Er sah, wie Ceredics Tochter Alfgifu sich näherte. Sie trug das große, silbergefasste Auerochsenhorn voll Met. Andulf schlug einen letzten Akkord an und beendete seinen Gesang.
Rasch kehrte Oesc an seinen Platz neben Rigana zurück, als Artor das Horn entgegennahm.
»Ich habe die Ehre, als Erster einen Trinkspruch auf das Paar auszubringen. Jede Ehe ist ein Vorbote der Hoffnung, denn durch sie nimmt das Leben seinen Fortgang. Doch vor allem diese Hochzeit erfüllt mich mit großer Hoffnung für die Zukunft, denn der Bräutigam, der einst mein Feind war, ist ein Freund und Verbündeter geworden, und die Braut, eine Frau meines eigenen Volkes, verkörpert die lebendige Verbindung zwischen der alten königlichen Linie und der neuen. Es kommt stets einem Wunder gleich, dass zwei so verschiedenartige Wesen wie ein Mann und eine Frau in Harmonie miteinander leben können.« Er setzte ab und ließ das unterdrückte Gelächter gewähren. »Aber wenn es Oesc und Rigana gelingt, besteht Hoffnung, dass auch Briten und Sachsen in Frieden miteinander leben können.

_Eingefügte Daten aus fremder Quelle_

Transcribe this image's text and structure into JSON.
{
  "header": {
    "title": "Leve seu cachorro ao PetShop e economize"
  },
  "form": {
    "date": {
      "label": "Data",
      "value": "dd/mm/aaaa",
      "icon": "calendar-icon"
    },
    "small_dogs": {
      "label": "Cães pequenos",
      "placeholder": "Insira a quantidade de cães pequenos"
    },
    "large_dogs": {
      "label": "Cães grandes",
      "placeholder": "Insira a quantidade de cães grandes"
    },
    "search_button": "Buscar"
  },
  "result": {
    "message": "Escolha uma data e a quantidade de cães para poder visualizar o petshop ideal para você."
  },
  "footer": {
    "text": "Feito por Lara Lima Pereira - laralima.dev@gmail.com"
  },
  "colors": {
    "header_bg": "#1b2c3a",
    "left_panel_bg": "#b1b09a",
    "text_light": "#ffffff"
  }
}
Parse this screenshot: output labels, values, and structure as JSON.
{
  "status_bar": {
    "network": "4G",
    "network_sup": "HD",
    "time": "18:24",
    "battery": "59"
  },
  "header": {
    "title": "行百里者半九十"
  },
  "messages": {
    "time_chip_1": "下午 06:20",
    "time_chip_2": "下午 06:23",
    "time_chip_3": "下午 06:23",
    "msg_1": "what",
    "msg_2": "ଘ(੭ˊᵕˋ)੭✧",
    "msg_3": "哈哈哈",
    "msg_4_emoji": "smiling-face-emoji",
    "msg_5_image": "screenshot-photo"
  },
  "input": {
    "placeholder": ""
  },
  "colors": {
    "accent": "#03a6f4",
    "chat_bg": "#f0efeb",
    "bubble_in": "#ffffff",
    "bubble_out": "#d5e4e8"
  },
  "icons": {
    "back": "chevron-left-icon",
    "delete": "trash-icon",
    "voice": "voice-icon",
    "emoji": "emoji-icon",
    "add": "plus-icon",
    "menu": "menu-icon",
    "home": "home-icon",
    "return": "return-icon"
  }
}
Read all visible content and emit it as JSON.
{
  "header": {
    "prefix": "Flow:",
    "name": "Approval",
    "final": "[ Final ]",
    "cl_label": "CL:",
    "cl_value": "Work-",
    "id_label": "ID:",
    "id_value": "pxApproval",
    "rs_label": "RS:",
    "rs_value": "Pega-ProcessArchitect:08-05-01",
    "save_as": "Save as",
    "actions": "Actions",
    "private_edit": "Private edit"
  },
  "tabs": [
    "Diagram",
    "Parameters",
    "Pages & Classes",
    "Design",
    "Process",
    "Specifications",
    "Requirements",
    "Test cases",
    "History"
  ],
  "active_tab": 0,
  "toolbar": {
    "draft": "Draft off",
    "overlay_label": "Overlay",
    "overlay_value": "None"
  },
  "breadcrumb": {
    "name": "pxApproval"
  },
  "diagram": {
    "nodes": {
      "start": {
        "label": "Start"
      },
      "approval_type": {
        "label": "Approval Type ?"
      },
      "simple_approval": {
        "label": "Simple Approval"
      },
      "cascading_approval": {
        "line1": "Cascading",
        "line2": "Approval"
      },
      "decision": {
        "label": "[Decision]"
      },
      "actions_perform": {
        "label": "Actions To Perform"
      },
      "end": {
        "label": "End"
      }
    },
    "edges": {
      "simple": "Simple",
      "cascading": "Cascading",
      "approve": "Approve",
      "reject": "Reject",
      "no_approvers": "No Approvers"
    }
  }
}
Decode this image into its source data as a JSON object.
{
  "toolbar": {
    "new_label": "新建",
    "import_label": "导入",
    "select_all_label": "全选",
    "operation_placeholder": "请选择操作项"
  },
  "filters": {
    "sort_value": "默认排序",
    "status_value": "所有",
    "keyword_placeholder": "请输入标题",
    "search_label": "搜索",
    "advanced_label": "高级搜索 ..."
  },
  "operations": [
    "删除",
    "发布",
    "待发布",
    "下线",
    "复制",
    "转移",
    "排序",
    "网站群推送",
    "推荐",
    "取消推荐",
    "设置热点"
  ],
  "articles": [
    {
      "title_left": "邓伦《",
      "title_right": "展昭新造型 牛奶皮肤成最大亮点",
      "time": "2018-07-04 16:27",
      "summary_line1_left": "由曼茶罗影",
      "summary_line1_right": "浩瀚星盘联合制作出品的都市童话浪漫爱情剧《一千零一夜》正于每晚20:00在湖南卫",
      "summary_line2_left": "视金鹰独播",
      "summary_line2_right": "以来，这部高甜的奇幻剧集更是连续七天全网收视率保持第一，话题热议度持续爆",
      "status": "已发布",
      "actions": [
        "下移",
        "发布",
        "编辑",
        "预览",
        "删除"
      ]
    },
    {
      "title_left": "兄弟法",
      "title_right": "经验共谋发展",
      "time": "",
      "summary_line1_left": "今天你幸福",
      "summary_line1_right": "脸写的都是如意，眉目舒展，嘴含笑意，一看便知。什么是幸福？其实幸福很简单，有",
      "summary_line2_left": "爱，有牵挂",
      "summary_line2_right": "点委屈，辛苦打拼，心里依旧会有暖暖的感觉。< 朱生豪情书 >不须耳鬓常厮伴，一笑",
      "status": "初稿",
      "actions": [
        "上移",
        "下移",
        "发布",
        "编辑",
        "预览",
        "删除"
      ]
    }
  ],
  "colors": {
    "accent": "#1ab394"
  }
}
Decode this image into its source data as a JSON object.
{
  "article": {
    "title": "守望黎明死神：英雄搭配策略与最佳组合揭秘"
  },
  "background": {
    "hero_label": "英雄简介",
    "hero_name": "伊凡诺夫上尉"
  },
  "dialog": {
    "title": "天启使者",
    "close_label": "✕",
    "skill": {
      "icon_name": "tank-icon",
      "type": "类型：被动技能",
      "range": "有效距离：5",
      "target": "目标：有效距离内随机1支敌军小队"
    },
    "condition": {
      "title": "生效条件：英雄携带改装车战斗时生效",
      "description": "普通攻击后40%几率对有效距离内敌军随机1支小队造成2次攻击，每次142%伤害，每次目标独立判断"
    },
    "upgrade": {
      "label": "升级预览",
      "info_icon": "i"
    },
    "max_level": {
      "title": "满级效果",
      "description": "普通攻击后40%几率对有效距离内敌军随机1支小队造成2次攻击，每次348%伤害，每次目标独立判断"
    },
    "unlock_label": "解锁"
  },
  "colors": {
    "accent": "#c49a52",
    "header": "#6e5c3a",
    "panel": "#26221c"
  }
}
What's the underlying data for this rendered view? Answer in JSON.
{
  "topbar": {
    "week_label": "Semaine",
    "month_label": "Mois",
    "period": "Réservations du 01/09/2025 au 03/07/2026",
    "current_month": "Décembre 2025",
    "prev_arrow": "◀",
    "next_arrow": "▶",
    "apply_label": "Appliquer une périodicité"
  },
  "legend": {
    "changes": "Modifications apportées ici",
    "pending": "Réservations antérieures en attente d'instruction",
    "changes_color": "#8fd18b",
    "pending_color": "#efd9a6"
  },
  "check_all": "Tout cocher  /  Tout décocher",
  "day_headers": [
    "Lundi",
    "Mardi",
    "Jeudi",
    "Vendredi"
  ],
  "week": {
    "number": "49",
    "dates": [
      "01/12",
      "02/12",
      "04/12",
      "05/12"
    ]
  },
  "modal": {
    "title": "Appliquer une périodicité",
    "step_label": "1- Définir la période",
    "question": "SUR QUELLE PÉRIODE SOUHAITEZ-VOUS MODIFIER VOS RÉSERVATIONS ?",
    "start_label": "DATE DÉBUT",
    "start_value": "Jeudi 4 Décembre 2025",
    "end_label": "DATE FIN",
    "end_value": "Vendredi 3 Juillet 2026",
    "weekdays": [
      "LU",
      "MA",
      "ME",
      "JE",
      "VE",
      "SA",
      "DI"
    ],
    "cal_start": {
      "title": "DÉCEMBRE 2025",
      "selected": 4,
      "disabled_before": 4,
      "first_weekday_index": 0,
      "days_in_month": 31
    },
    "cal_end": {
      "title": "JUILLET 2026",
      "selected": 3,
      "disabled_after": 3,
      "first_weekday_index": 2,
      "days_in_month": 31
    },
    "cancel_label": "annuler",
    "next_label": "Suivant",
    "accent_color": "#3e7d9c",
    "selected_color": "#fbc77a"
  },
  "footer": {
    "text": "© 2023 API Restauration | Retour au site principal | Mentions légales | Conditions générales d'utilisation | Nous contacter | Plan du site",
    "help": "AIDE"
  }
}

Dies also ist mein Wunsch für das Brautpaar: dass so, wie sie ihr Leben miteinander teilen, sich auch unsere Völker verbinden. Und sollten sie nicht immer in vollkommenem Einklang leben«, abermals wartete er, bis das aufkeimende Gelächter verstummte, »dann wünsche ich ihnen, dass ihre Streitigkeiten rasch beigelegt werden und dass aus ihrer Vereinigung neues Leben entspringen möge!«
Er drehte das Horn behutsam herum, sodass die Spitze nach unten wies, hob es an die Lippen und nahm einen tiefen Schluck, ohne einen Tropfen zu verschütten. Dann gab er es Alfgifu zurück, die es zunächst zu Aelle, danach zu Ceredic und den anderen Häuptlingen trug.
Die übrigen Segenswünsche erwiesen sich als herkömmlicher, wobei der Zeugung starker Söhne besonderer Nachdruck verliehen wurde. Oesc hörte sie kaum. Sein pochendes Herz erinnerte ihn daran, dass die Feier alsbald zu Ende gehen und es an der Zeit sein würde, Rigana vollends zu seiner Frau zu machen.
Nachdem die Trinksprüche geendet hatten, geleiteten die Frauen Rigana in die Halle, um sie für das Brautgemach vorzubereiten. Während ihre Gesänge in der Ferne verhallten, wurde das Gelächter der männlichen Gäste lauter, nun waren sie von den bislang eingehaltenen Regeln des Anstandes befreit.